We, as viewers of the painting, are presented a fully detailed scene. It’s a high definition image and there’s little for us to “fill in,” or, in Gordon’s terms, there’s little work for us “to do.” As we look at and read the Peanuts cartoon, on the other hand, we see that there’s very little detail. We’re supposed to remember that Snoopy’s dog house is in a fenced backyard rather than off by itself somewhere with nothing but snow and a little bush off in the distance (3rd panel). The Peanuts cartoon is a low definition image and we have much work to do in filling in the context.

Florence, Piazza Della Signoria

Peanuts Cartoon

Peanuts Cartoon

So, having looked at the two images, let me offer one more example: the lecture vs. the seminar.

In a lecture, someone stands before you and talks at you. You might be able to ask a question and get a response, maybe even engage in a bit of an exchange, but the point of a lecture is to lectured to. High amounts of information and little for you to do other than absorb (or tune out) that information. This is why a lecture is a hot medium.

In a seminar, on the other hand, you and the other seminar participants are gathered together to discuss ideas. The instructor might act as the discussion leader, but it’s quite common to have students take charge of discussions for at least part of the time. Because there are multiple, sometimes competing, ideas being expressed, the seminar resembles something more like a mosaic or a mixed media collage than a painting. You, as participant, are responsible for sharing ideas, filtering through information, asking questions, and making connections. Compared to a lecture, a seminar gives little in the way of straight-forward information and it requires its participants to fill in what information there is. This is why a seminar is a cool medium.

In his book Understanding Media: The Extensions of Man, in which McLuhan offers an extended discussion on hot and cool media (22-32), he also notes that we can heat up a cool medium and cool down a hot one, or that a medium can “overheat” and reverse itself by cooling down (33-40). When thinking about hot and cool media, this is worth remembering.

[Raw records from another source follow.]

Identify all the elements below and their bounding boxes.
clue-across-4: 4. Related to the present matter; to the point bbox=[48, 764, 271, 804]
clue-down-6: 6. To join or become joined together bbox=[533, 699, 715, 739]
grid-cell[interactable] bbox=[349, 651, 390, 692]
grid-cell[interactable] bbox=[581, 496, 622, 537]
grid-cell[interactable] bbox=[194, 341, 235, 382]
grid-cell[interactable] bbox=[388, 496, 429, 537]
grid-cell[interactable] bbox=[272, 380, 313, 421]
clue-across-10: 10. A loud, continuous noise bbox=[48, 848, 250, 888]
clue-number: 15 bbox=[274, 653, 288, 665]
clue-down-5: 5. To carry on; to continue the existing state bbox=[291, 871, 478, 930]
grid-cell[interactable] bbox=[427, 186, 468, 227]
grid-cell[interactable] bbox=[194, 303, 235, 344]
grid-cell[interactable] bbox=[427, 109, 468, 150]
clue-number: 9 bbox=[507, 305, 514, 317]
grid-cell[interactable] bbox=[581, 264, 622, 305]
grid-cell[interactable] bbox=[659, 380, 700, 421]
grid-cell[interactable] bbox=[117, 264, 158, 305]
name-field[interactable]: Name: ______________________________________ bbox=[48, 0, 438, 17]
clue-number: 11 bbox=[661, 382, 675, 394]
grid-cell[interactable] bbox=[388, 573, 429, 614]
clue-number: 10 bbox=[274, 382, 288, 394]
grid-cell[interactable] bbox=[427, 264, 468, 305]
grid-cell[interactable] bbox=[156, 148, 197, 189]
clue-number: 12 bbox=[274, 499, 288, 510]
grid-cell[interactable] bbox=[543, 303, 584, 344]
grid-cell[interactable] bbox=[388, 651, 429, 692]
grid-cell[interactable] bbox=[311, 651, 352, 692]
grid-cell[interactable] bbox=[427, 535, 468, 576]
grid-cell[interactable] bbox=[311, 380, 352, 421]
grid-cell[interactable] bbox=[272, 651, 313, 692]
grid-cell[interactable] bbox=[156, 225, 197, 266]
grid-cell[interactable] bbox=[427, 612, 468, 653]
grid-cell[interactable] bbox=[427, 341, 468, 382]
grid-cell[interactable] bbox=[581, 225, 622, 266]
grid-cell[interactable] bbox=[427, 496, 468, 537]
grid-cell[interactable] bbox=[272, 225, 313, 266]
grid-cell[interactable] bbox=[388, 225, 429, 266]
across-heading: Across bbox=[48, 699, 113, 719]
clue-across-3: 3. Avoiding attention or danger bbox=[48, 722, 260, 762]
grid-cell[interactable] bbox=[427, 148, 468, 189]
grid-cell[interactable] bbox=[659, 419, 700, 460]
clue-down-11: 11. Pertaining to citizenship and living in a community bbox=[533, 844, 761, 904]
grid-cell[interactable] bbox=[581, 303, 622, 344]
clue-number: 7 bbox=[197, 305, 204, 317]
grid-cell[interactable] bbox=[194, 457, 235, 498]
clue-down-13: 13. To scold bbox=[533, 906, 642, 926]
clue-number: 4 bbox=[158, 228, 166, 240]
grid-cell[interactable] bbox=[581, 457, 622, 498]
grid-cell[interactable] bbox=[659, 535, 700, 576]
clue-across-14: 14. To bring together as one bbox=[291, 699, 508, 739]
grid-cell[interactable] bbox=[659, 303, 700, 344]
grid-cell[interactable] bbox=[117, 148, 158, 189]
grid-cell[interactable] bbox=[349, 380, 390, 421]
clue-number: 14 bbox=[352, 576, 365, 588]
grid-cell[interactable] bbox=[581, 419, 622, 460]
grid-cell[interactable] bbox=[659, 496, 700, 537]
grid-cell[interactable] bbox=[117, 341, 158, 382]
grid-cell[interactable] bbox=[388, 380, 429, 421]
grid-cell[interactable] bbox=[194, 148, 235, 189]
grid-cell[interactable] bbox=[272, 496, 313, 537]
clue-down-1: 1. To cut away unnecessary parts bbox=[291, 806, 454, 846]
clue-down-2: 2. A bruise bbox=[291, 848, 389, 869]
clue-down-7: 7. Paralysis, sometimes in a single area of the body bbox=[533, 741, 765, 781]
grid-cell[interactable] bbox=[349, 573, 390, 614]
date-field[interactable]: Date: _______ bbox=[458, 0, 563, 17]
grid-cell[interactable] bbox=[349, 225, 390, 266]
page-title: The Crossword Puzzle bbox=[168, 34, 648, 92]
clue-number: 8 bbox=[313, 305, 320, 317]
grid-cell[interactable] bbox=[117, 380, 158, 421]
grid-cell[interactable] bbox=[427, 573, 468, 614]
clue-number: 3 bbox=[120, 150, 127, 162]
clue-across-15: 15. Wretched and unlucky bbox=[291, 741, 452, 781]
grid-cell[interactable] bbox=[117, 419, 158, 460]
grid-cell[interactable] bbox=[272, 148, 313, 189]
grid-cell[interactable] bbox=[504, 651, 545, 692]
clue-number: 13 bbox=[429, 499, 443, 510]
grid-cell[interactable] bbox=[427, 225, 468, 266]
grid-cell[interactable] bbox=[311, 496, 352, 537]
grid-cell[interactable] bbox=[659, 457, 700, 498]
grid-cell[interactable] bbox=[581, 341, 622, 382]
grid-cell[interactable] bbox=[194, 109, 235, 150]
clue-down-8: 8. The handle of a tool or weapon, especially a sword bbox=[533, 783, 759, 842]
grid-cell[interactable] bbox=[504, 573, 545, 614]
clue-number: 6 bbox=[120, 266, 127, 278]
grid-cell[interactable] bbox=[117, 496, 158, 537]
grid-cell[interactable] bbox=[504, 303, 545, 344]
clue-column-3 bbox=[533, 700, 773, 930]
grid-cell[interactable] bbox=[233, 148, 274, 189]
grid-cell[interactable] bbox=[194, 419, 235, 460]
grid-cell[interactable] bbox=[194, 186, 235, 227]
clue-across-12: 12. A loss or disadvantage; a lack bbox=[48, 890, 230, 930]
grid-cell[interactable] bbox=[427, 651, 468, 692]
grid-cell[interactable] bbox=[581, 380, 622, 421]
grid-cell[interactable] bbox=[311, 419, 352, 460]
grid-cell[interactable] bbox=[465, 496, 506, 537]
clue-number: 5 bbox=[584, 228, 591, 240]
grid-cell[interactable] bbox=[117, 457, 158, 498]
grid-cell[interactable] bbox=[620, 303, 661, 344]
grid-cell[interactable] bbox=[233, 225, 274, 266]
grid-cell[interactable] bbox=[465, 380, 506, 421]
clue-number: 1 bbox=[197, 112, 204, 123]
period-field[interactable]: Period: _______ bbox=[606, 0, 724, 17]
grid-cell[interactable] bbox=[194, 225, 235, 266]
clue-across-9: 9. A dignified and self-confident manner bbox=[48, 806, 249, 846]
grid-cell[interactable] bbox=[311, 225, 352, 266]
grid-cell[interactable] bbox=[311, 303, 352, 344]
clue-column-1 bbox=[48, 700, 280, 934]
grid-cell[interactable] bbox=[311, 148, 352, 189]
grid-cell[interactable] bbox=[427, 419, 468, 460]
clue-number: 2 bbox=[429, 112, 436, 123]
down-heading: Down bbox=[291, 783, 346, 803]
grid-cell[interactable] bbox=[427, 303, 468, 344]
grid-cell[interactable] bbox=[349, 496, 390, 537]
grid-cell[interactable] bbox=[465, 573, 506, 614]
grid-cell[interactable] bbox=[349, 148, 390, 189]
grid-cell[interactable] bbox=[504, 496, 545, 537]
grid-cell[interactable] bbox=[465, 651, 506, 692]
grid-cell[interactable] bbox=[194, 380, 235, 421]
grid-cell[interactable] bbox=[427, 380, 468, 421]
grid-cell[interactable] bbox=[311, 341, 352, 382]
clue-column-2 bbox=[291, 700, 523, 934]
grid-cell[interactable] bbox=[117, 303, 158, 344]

For our immediate purposes, however, it might be worth noting that at the bottom of page 125 of The Medium Is the Massage, McLuhan tells us that the images of the cool medium of television wrap around us in a “sort of reverse perspective which has much in common with Oriental art.” If you’re wondering what McLuhan might be getting at here, turn to pages 143-145 in which he quotes from the ancient Chinese philosopher and poet Laotze, who gives us what we might call a “reverse perspective”: the idea that a spoked wheel is a circle is because of the empty spaces between the spokes; the idea that a pitcher gets its form from the absence of clay; and the idea that doors and windows are valuable because of what is not there (the lack of wall allows us to move through doors and see through windows).

This Asian perspective (the East), McLuhan tells us, is much cooler than the North American and European Western perspective. Immediately following the Laotze quotes, McLuhan tells us that electric circuitry is “Orientalizing the West” (145), by which he means that it is disrupting our uniform, continuous, and connected linear patterns of thought that have their roots in the alphabet (44-45) and were fostered with the advent of print (46-61), and is instead replacing that with a sensibility that is more flowing, unified, and fused (145). In other words, electronic circuitry is cooling down the hot perspective of Western print culture.

  1. Gordon, W. Terrance. McLuhan for Beginners. New York: Writers and Readers Publishing, 1997.